5. Kanayan Yaralar

39.5K 2.1K 1.7K
                                    


Beğenerek destek verebilirsiniz♡

○●

○●

Oops! This image does not follow our content guidelines. To continue publishing, please remove it or upload a different image.


Bölüm Beş

''Kanayan Yaralar.''


Bölüm Şarkısı: Beautiful Crime - Tamer

''Adım Uygar ama adıma nazaran hiç de uygar biri değilim...''

Deminden beri zihnimde yankılanıyor sanki söyledikleri. Tek duyabildiğim kendini tanıtışı, adım Uygar, diye fısıldayıp duruyor birileri sanki kulağıma ve tek istediğim bir şeyler hatırlamak. Tekrar tekrar kendimi zorluyor, bütün bildiklerimi kafamda toplayarak bir sonuca varmaya, resmen zihnimdeki kilitleri olağanüstü bir çabayla açmaya çalışıyordum. Hatırla Meira, adı Uygar'mış işte, diyordum kendime, bir şeyler uyandırıyor olmalı sende! Nasıl olur da biraz olsun tetiklenmez, en azından bir aşinalık bile yakalayamazsın?

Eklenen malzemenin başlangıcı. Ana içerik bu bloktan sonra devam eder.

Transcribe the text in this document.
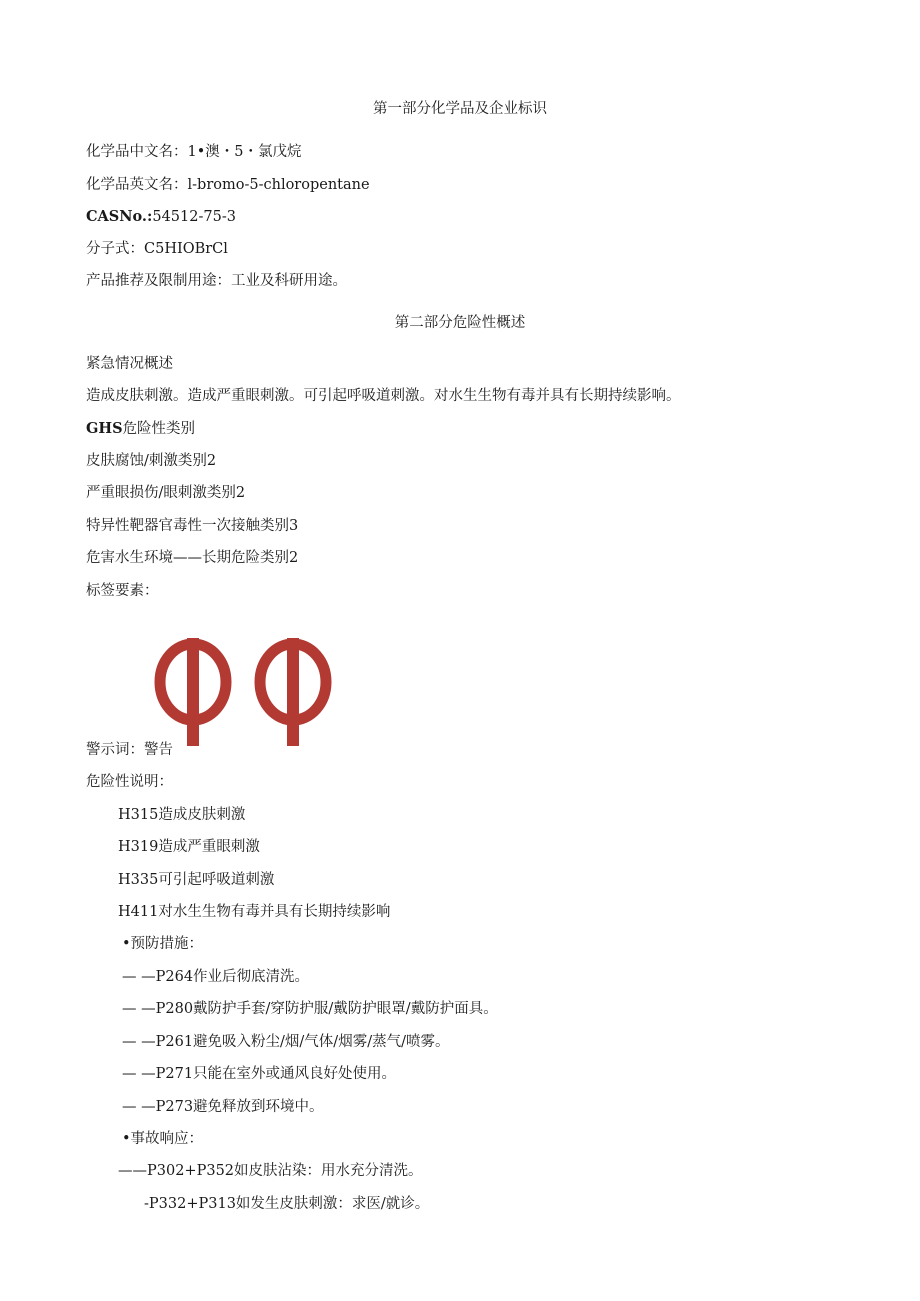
第一部分化学品及企业标识
化学品中文名：1•澳・5・氯戊烷
化学品英文名：l-bromo-5-chloropentane
CASNo.:54512-75-3
分子式：C5HIOBrCl
产品推荐及限制用途：工业及科研用途。
第二部分危险性概述
紧急情况概述
造成皮肤刺激。造成严重眼刺激。可引起呼吸道刺激。对水生生物有毒并具有长期持续影响。
GHS危险性类别
皮肤腐蚀/刺激类别2
严重眼损伤/眼刺激类别2
特异性靶器官毒性一次接触类别3
危害水生环境——长期危险类别2
标签要素：
警示词：警告
危险性说明：
H315造成皮肤刺激
H319造成严重眼刺激
H335可引起呼吸道刺激
H411对水生生物有毒并具有长期持续影响
•预防措施：
— —P264作业后彻底清洗。
— —P280戴防护手套/穿防护服/戴防护眼罩/戴防护面具。
— —P261避免吸入粉尘/烟/气体/烟雾/蒸气/喷雾。
— —P271只能在室外或通风良好处使用。
— —P273避免释放到环境中。
•事故响应：
——P302+P352如皮肤沾染：用水充分清洗。
-P332+P313如发生皮肤刺激：求医/就诊。
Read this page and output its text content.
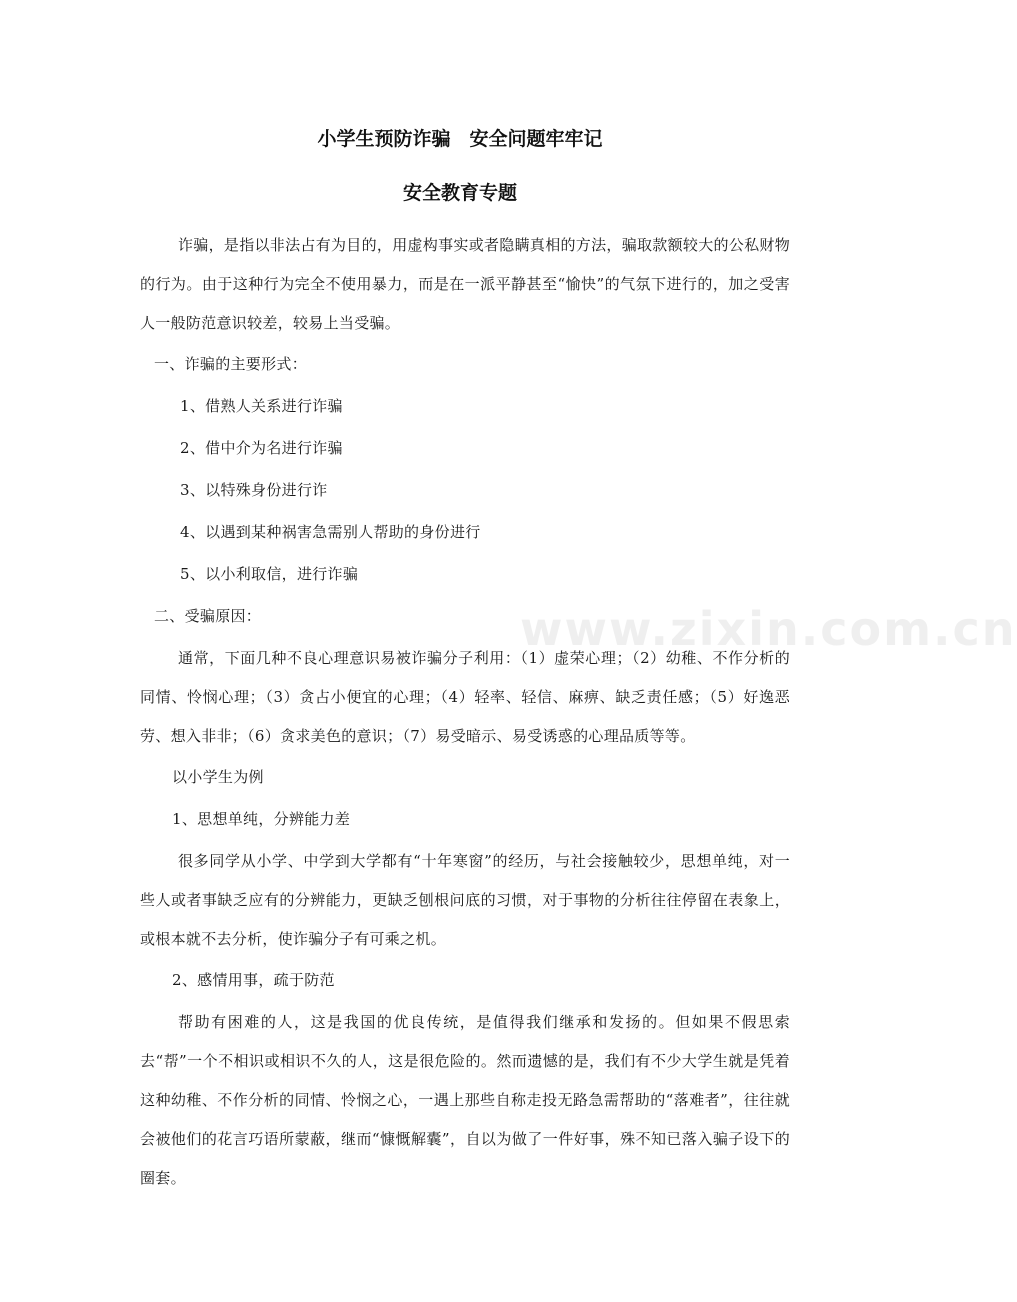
www.zixin.com.cn
小学生预防诈骗　安全问题牢牢记
安全教育专题

诈骗，是指以非法占有为目的，用虚构事实或者隐瞒真相的方法，骗取款额较大的公私财物的行为。由于这种行为完全不使用暴力，而是在一派平静甚至“愉快”的气氛下进行的，加之受害人一般防范意识较差，较易上当受骗。

一、诈骗的主要形式：

1、借熟人关系进行诈骗

2、借中介为名进行诈骗

3、以特殊身份进行诈

4、以遇到某种祸害急需别人帮助的身份进行

5、以小利取信，进行诈骗

二、受骗原因：

通常，下面几种不良心理意识易被诈骗分子利用：（1）虚荣心理；（2）幼稚、不作分析的同情、怜悯心理；（3）贪占小便宜的心理；（4）轻率、轻信、麻痹、缺乏责任感；（5）好逸恶劳、想入非非；（6）贪求美色的意识；（7）易受暗示、易受诱惑的心理品质等等。

以小学生为例

1、思想单纯，分辨能力差

很多同学从小学、中学到大学都有“十年寒窗”的经历，与社会接触较少，思想单纯，对一些人或者事缺乏应有的分辨能力，更缺乏刨根问底的习惯，对于事物的分析往往停留在表象上，或根本就不去分析，使诈骗分子有可乘之机。

2、感情用事，疏于防范

帮助有困难的人，这是我国的优良传统，是值得我们继承和发扬的。但如果不假思索去“帮”一个不相识或相识不久的人，这是很危险的。然而遗憾的是，我们有不少大学生就是凭着这种幼稚、不作分析的同情、怜悯之心，一遇上那些自称走投无路急需帮助的“落难者”，往往就会被他们的花言巧语所蒙蔽，继而“慷慨解囊”，自以为做了一件好事，殊不知已落入骗子设下的圈套。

Fakat yine de hiçbir şey hatırlamıyordum.

Dizlerimin üzerindeydim; 1 saat kadar önce dağıttığım yerleri toplamış, kırılan tabağı ve yemekleri çöpe atmış, duvardaki sosu da temizlemiştim. Geriye sadece fayansları fırçalamak kalmıştı fakat en zoru da buydu, sos fazla inatçıydı, fırçala fırçala bir hal olmuştum, terler içindeydim ve yorgunluktan ölüyordum. Hemen kendimi olduğum yere bırakıp bayılmak istiyordum ama biliyordum ki uyanana kadar başımda bekler ve yine işimi bitirmeden buradan kalkmama müsaade etmezdi. Ben de bütün ağrılarıma, yorgunluğuma, ikide bir sinirden dolan gözlerime rağmen, kendimi sıktım ve burnumu çeke çeke yerleri fırçalamaya devam ettim.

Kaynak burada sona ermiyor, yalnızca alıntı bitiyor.